Hassan Abu Shwarb passou 11 anos aguardando sua sentença de morte por terrorismo – a palavra usada pelo regime de Assad para designar rebelião.
Homem de fala calma, agora com 31 anos, ele nega ter, um dia, entrado para um grupo armado. Shwarb diz que foi detido em um escritório do governo, quando reunia os documentos necessários para solicitar um passaporte e aceitar uma oferta de estudos no Canadá.
Seu irmão conta que a família pagou um total de US$ 50 mil (cerca de R$ 304 mil) em propinas, em cinco ocasiões distintas, para tentar tirá-lo da prisão. Em todos os casos, as autoridades corruptas que haviam oferecido ajuda em troca de dinheiro embolsaram o pagamento, sem libertar Shwarb.

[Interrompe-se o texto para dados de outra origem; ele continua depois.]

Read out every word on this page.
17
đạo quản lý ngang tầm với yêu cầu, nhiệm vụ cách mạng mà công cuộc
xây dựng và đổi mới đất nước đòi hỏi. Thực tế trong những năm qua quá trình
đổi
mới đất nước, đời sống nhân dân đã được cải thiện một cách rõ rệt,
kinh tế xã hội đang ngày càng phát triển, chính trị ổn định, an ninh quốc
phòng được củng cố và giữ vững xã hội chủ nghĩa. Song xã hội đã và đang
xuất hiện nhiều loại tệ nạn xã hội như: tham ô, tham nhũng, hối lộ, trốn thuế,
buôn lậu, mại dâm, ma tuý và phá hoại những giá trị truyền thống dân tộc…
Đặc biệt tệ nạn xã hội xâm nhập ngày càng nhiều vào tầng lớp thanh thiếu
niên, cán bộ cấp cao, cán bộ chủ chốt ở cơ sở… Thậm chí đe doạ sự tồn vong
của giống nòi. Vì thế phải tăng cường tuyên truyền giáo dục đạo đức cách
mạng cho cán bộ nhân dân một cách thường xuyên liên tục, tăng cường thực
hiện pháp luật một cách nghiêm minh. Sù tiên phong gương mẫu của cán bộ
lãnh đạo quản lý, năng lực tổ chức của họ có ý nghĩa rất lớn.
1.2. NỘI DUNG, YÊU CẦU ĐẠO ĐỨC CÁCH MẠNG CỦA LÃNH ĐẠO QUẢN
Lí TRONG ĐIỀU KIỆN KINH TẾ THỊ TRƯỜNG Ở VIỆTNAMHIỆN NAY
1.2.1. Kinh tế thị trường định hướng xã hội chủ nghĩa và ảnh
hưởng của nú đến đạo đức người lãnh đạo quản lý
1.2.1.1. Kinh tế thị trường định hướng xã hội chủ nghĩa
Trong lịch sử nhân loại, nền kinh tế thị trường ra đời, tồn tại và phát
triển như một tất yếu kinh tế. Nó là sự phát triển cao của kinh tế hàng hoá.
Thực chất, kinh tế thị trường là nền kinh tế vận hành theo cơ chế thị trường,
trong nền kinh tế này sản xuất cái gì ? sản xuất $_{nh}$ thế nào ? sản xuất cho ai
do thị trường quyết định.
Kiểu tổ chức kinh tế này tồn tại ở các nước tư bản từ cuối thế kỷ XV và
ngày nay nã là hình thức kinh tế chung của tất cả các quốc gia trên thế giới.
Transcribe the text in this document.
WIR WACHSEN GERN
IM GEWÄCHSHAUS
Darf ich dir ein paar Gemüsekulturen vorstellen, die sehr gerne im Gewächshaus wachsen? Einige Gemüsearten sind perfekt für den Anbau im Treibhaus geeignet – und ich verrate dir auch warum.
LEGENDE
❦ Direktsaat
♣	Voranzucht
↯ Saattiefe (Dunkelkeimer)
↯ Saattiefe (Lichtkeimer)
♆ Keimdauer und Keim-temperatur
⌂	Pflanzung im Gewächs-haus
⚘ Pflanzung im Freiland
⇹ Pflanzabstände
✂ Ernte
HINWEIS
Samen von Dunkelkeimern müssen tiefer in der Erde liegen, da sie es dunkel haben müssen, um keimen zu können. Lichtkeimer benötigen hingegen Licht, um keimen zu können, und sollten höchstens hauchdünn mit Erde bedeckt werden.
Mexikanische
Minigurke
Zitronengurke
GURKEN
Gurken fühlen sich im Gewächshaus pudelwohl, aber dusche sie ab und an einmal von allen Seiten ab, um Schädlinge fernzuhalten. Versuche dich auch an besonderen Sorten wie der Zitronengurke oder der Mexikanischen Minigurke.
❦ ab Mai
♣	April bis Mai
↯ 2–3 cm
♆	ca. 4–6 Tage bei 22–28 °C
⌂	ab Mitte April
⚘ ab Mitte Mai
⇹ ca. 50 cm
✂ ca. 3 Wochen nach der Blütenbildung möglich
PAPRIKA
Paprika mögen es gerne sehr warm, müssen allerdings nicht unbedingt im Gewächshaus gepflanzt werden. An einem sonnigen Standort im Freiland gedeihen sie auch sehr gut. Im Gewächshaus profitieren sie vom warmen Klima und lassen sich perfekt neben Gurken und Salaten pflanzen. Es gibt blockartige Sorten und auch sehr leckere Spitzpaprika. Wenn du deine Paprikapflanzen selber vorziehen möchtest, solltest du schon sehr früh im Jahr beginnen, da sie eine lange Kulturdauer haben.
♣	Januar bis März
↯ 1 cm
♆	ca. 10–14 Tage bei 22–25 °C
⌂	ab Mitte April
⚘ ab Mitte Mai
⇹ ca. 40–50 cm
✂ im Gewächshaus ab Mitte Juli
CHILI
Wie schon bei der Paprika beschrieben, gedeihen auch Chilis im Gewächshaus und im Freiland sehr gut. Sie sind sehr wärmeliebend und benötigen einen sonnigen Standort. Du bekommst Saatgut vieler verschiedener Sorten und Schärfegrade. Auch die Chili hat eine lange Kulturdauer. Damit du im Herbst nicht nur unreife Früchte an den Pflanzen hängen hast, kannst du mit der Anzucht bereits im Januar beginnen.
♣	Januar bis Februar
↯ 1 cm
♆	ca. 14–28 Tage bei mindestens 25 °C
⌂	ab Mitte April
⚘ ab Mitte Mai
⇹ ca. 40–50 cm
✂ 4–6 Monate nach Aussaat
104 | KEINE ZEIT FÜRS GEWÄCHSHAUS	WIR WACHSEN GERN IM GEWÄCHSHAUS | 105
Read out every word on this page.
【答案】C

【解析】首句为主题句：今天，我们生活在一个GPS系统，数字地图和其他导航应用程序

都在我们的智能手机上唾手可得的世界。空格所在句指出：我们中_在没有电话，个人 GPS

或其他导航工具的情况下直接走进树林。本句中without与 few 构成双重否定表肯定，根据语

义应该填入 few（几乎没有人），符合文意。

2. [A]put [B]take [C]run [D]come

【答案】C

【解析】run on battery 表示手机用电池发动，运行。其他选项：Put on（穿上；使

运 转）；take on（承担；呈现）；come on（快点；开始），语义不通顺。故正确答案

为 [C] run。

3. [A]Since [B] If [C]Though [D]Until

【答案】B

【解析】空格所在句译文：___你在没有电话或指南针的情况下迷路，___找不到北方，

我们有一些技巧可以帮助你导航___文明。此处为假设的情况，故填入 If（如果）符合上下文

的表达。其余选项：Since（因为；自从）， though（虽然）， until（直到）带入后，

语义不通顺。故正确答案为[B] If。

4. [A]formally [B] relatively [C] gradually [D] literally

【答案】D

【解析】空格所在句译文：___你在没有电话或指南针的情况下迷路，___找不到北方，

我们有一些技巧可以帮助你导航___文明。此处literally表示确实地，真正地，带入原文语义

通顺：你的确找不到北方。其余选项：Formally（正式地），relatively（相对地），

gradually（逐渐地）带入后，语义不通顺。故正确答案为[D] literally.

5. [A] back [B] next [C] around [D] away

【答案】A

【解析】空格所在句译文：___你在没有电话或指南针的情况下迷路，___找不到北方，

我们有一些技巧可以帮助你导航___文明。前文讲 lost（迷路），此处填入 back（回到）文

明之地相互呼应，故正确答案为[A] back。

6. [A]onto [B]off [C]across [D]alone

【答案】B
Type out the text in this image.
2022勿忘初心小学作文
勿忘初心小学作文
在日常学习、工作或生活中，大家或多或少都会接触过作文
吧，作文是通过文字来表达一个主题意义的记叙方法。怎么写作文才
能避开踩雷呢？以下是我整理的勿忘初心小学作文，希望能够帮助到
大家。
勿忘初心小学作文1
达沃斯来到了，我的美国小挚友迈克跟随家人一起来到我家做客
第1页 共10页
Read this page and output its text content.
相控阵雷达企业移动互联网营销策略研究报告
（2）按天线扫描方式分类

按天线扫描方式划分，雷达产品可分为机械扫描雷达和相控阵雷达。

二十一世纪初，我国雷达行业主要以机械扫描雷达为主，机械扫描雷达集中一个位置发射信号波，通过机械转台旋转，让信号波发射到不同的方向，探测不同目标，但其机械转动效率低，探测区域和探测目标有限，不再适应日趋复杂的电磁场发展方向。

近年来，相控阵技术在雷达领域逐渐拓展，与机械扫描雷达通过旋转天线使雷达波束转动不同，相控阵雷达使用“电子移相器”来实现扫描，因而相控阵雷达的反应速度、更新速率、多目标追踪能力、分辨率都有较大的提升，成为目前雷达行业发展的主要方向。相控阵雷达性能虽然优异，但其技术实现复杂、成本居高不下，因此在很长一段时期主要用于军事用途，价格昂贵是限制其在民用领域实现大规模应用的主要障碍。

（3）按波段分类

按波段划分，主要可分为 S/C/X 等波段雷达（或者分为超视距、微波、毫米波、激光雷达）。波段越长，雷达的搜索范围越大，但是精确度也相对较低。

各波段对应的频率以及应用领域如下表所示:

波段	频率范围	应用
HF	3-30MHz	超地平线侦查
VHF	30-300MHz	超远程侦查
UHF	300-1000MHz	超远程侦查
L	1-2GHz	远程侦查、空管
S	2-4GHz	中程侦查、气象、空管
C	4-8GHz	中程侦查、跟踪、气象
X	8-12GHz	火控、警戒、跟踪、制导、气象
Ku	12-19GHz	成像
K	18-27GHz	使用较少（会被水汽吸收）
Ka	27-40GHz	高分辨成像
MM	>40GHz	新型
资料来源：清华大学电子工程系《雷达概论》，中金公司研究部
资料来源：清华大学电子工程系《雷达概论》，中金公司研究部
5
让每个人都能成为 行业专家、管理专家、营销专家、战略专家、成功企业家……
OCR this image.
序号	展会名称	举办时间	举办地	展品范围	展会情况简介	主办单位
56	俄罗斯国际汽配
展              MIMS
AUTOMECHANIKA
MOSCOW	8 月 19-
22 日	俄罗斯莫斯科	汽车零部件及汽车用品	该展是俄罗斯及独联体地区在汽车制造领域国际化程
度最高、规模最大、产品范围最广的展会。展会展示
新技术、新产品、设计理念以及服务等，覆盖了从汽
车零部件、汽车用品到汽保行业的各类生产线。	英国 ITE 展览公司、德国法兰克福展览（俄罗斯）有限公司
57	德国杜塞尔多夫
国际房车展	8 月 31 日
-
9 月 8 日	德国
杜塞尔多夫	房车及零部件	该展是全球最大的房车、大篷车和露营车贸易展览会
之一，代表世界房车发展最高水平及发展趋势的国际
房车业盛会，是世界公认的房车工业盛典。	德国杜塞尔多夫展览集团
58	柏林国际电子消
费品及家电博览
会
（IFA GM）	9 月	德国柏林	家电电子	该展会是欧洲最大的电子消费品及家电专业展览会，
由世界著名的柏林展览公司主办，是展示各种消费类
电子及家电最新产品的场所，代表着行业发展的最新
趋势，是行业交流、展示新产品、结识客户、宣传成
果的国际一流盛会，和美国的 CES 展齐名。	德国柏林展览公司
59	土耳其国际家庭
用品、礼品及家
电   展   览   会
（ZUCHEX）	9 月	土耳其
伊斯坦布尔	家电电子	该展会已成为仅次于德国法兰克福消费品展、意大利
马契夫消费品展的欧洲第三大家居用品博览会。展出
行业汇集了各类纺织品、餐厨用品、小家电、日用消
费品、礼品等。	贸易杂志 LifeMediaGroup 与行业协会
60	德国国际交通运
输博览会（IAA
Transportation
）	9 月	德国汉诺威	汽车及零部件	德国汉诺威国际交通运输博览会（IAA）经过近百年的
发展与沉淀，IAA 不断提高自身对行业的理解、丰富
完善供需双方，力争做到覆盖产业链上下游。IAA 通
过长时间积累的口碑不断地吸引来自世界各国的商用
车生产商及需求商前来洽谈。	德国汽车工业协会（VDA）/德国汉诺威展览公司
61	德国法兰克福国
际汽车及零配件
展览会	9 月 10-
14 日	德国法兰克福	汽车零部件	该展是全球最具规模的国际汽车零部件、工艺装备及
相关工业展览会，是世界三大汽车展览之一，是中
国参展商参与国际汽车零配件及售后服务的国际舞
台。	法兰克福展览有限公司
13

Duas semanas antes do colapso do regime, mais um juiz corrupto se ofereceu para libertar Shwarb, por mais US$ 50 mil.
Após sua prisão, Hassan Abu Shwarb foi detido por 80 dias em um centro de interrogatório da inteligência militar e torturado. Entre outras lesões, os torturadores quebraram uma de suas pernas.
Ele conta que estava com um dos colegas de cela, um homem de 49 anos, quando ele morreu após três dias de tortura. Os carcereiros relataram que a morte se deveu a um AVC.
Shwarb ficou extremamente feliz por voltar para casa.
"Quando minha mãe me abraçou depois de 11 anos, não consigo descrever a sensação", ele conta. "Não há nada como voltar para casa e para a vizinhança."
Mas, como muitos sírios, o otimismo de Shwarb sobre o futuro começa pela certeza de que os líderes do regime derrubado e seus auxiliares deveriam pagar pelos atos cometidos.
"Eles deveriam ser punidos. Somos almas humanas, não pedras, afinal. E os que mataram deveriam ser executados em público. Do contrário, não iremos sair disso."
"Precisamos esquecer e seguir adiante", prossegue ele. "Esta é uma felicidade para todos os sírios. Precisamos retornar ao trabalho e às nossas responsabilidades para continuar."
"Precisamos esquecer. Viramos a página. Toda a tristeza ficou para trás."
O líder do grupo Hayat Tahrir al-Sham (HTS), que tomou o poder na Síria, começou a usar seu nome real – Ahmed al-Sharaa – em vez do seu pseudônimo do tempo de guerra, Abu Mohammed al-Jawlani. A mudança de nome é uma mensagem para que todos olhem para frente.
As evidências indicam que Ahmed al-Sharaa precisará priorizar a justiça para o regime deposto, se não quiser que o caos leve as pessoas a cuidar do assunto com as próprias mãos.
O futuro é difícil e o passado é cheio de dor. Aqui em Damasco, parece que um peso coletivo foi retirado dos ombros de toda uma nação.
Os sírios estão conscientes da profundidade dos seus problemas. E, para preservar o otimismo criado pela queda de Assad, eles querem ver progresso.